Le genre du blason, poème bref inauguré par Marot (*) et que Sébillet définit comme « une perpétuelle louange ou continu vitupère de ce qu'on s'est proposé blasonner » (Art poétique français, 1548) connaît en France un succès éditorial certain autour des années 1536-1554. Le point de départ de cette mode poétique des blasons et des contreblasons est le célèbre « Blason du Beau Tétin » de Clément Marot, poème qui a inspiré plusieurs de ses contemporains à en faire des imitations. Les Blasons Anatomiques du Corps Féminin, d'abord publiés en annexe de l’Hecatomphile d’Alberti en 1536, 1537 et 1539 à Paris et à Lyon, paraissent dans une édition indépendante augmentée de « Contreblasons » ajoutés par Charles de La Hueterie en 1543, et sont de réimprimés en 1550, 1554 et 1568. Ils sont accompagnés de bois gravés probablement commandés spécialement pour l'occasion.
La librairie présente cette édition richement illustrée : "Un atlas du corps féminin entre Carte du tendre et poèmes d'amour".
LAINE (Pascal) - QUIGNARD (Pascal) Blasons anatomiques du corps féminin, et illustré par les peintres de l'école de Fontainebleau (**). Suivi de "Contreblasons de la beauté du corps humain." Editions Gallimard. 1982. Grand in 8 relié pleine toile sous jaquette illustrée de 149 pages. Nombreuses illustrations en noir et plusieurs planches hors-texte en couleurs. Avec un glossaire. Bon état, intérieur frais.
Ouvrage mis en vente et référencé HE 19734 à la librairie Heurtebise. 25 €.
Les Blasons anatomiques du corps féminin naissent d’une compétition poétique lancée par Marot lors de son exil à Ferrare en 1536. À sa suite, une quinzaine de poètes français dont Scève se lancent dans un genre poétique nouveau, le blason, et détaillent une à une les différentes parties du corps féminin. Le recueil juxtapose autant de poèmes – et d’auteurs – que de membres épars, disséqués en autant de morceaux d’anthologie, qui sont ensuite rassemblés selon l’ordre canonique des descriptions médiévales, de la tête au pied.

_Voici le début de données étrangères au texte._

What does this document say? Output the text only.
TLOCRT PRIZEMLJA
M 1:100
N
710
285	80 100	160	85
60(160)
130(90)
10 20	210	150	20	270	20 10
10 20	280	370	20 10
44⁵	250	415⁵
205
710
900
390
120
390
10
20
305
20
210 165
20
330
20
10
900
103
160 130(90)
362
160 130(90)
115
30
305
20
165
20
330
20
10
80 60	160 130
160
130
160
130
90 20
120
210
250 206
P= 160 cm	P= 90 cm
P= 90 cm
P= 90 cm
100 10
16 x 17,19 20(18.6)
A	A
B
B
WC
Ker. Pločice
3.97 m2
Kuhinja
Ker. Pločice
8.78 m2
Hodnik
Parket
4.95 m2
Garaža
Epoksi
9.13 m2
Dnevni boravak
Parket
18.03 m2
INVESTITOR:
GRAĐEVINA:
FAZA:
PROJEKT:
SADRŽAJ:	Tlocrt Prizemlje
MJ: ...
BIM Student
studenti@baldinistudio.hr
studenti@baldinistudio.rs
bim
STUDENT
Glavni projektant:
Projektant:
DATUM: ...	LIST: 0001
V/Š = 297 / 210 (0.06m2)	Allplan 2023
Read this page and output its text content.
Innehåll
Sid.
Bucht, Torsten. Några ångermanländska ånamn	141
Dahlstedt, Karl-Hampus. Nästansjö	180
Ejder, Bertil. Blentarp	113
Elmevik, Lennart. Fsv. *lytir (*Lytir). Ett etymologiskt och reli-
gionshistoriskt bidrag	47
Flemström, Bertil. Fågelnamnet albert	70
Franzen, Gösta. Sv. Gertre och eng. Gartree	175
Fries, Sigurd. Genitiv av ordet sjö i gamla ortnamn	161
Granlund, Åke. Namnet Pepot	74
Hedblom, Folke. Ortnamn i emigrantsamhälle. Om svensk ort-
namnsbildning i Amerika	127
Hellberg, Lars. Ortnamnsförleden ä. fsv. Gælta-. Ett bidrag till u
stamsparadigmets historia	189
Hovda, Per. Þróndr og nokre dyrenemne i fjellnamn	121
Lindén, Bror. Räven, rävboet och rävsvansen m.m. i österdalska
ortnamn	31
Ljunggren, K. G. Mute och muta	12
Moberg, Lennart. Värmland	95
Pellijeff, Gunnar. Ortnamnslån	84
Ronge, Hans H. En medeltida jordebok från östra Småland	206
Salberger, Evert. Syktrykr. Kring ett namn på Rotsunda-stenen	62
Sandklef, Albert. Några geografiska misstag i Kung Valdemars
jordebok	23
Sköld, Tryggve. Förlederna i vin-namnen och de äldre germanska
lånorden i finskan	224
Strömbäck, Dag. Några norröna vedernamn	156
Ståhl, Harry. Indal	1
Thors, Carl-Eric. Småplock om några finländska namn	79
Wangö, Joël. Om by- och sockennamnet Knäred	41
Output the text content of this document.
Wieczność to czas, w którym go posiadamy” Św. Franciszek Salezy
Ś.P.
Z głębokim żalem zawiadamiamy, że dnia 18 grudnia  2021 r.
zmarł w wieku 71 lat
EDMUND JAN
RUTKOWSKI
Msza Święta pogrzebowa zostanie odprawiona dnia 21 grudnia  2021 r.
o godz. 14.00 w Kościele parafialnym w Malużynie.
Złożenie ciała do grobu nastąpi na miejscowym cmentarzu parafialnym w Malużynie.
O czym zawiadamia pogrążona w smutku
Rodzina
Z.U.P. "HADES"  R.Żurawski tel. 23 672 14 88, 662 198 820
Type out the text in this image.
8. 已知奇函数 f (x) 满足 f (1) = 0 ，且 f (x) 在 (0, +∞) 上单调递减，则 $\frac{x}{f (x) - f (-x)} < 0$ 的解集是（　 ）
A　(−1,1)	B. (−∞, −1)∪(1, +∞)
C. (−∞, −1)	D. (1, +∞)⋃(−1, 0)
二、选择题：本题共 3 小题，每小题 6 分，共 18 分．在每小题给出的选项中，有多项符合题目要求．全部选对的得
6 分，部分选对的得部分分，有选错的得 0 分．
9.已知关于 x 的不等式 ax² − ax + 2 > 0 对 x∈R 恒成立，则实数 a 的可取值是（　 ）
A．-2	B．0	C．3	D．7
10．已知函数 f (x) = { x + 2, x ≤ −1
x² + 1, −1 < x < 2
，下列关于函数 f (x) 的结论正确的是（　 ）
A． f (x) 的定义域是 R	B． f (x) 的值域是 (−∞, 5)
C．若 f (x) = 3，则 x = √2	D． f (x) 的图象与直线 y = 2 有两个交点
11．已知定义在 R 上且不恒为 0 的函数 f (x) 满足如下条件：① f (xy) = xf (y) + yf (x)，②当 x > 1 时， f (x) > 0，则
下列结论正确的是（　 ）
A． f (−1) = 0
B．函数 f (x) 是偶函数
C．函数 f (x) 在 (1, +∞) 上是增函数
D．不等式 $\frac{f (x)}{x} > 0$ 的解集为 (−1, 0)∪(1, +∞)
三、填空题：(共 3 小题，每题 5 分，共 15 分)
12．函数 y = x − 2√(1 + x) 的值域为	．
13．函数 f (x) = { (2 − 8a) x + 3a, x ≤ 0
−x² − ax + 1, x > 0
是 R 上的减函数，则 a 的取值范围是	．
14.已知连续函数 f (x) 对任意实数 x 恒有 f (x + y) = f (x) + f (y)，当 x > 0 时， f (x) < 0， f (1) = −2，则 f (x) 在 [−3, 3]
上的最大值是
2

Tandis que chaque poète s’empare, qui du bras, qui des cheveux, qui de la cuisse de la Femme idéalisée, le recueil dans son ensemble cartographie le territoire entier du féminin, des provinces les plus chastes et spiritualisées (l’œil, le front, la larme) aux domaines érotiques et scatologiques (sexe, pet, vessie). Ce faisant, le recueil en tant que corpus de textes se donne à lire comme une figure du corps entier : réciproquement, le corps humain devient le modèle interprétatif et le principe d’ordonnancement du livre. Dans ce chassé-croisé, corps et livre, textes et membres, mais aussi objet féminin de la description et sujets lyriques masculins, jouent de l’analogie des rapports entre tout et parties pour ériger un système symbolique de correspondances où le logos se fait l’instrument de conquête – amoureuse et scientifique – de la femme et du biologique.
© Cécile Alduy
(*) Le blason ne suit pas de règle fixe. A l'époque de Marot, il est généralement bref, en rimes plates, en octosyllabes ou décasyllabes. D'habitude, on s'adresse directement à la partie du corps célébrée en empruntant le modèle rhétorique de l'apostrophe.
(**) École de Fontainebleau est le nom donné à deux périodes de l'histoire de l'art français, qui dominèrent la création artistique française au XVIe et au XVIIe siècle, et figurent parmi les exemples les plus aboutis de l'art renaissant en France.